The Blizzard Approach
Blizzard are most well-known for creating World of Warcraft. They’re also responsible for Starcraft, Diablo, and Overwatch. Each of these games has a loyal fanbase, as does Blizzard itself.
Back in 2007, rumours began to fly about another game called Titan. It would be an MMORPG (massively multiplayer online role playing game), like World of Warcraft. Fans knew little about it but were eager for information. Whenever Blizzcon, their annual fan conference came around, fans expected a Big Announcement.
It never came.
In 2013, it was announced that Titan had been scrapped.
It cost millions of dollars to make a game.
But Blizzard weren’t happy.
They didn’t want to release a game that wasn’t up to their usual standards.
So they didn’t.
They moved on and created Overwatch. Some of Titan made its way into Overwatch, but nobody knows how much of it.
Overwatch was so successful that it hit 15 million players in less than 3 months.
Had they carried on with Titan and not admitted defeat, Overwatch never would’ve existed.
Lessons to be Learnt
Rushing your work in progress can lead to disappointment for your fans. It can lead to you being unhappy with the finished product that you’ve introduced to the world.
The most important thing should be that you put out something that you’re proud of. If you’re proud of it, it will come across in the way that you talk about it, and that enthusiasm will encourage others to check out your story.
If you rush things, you’re less likely to be happy with the finished product (as I was).

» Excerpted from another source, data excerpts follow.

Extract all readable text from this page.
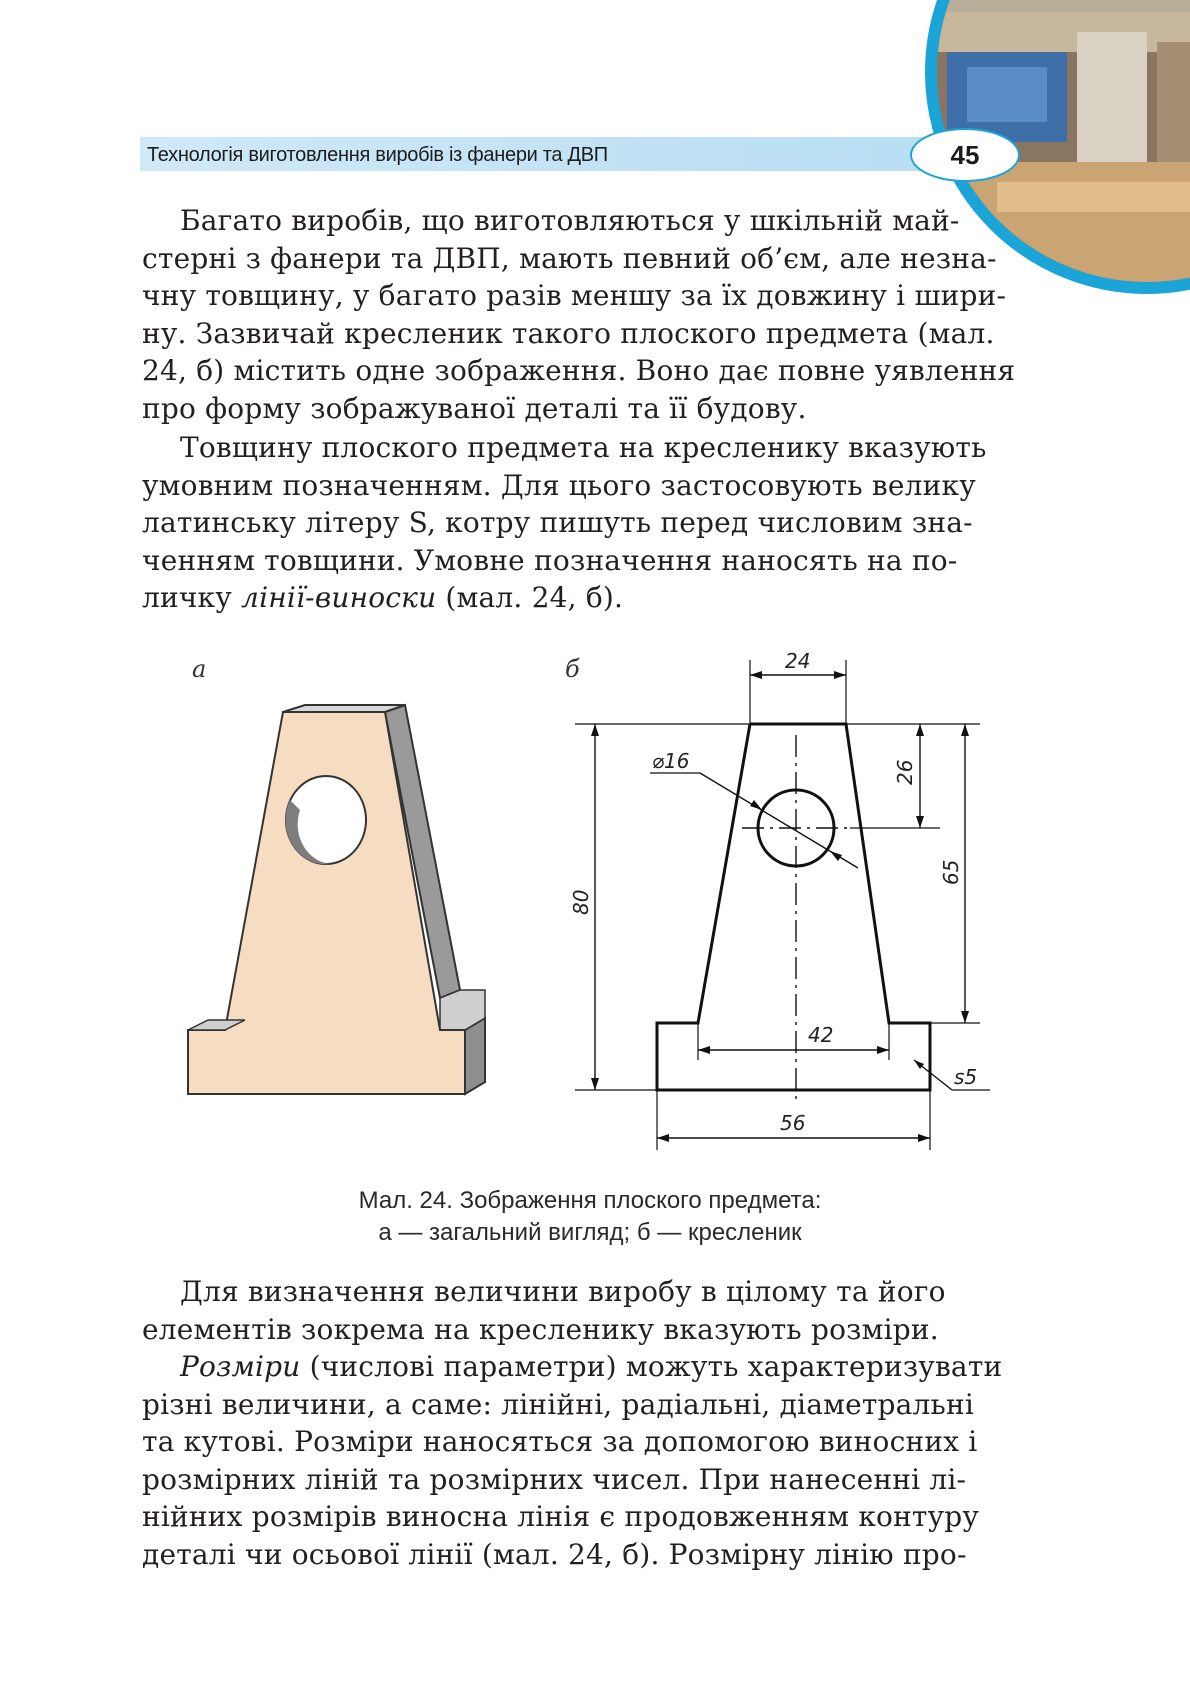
Технологія виготовлення виробів із фанери та ДВП	45
Багато виробів, що виготовляються у шкільній май-
стерні з фанери та ДВП, мають певний об’єм, але незна-
чну товщину, у багато разів меншу за їх довжину і шири-
ну. Зазвичай кресленик такого плоского предмета (мал.
24, б) містить одне зображення. Воно дає повне уявлення
про форму зображуваної деталі та її будову.
Товщину плоского предмета на кресленику вказують
умовним позначенням. Для цього застосовують велику
латинську літеру S, котру пишуть перед числовим зна-
ченням товщини. Умовне позначення наносять на по-
личку лінії-виноски (мал. 24, б).
а	б	24
⌀16	26
65
80
42
56
s5
Мал. 24. Зображення плоского предмета:
а — загальний вигляд; б — кресленик
Для визначення величини виробу в цілому та його
елементів зокрема на кресленику вказують розміри.
Розміри (числові параметри) можуть характеризувати
різні величини, а саме: лінійні, радіальні, діаметральні
та кутові. Розміри наносяться за допомогою виносних і
розмірних ліній та розмірних чисел. При нанесенні лі-
нійних розмірів виносна лінія є продовженням контуру
деталі чи осьової лінії (мал. 24, б). Розмірну лінію про-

What these self-publishing blogs and podcasts also don’t always mention is that they hire people for copyediting, proofreading, cover design, and sometimes even to upload to Kindle/CreateSpace/iBooks/etc. This saves up a lot more time for writing.
But we don’t all have the money to hire professionals to help us. When you don’t have heaps of savings and can’t afford to stockpile, it’s easier said than done.
Realistically, it’s not always possible to get a book out quickly. Books need to sit and stew for a while before we unleash them on the world. It’s that fresh perspective that allows us to see stories as our readers would, and to improve on them before they get into the hands of our readers.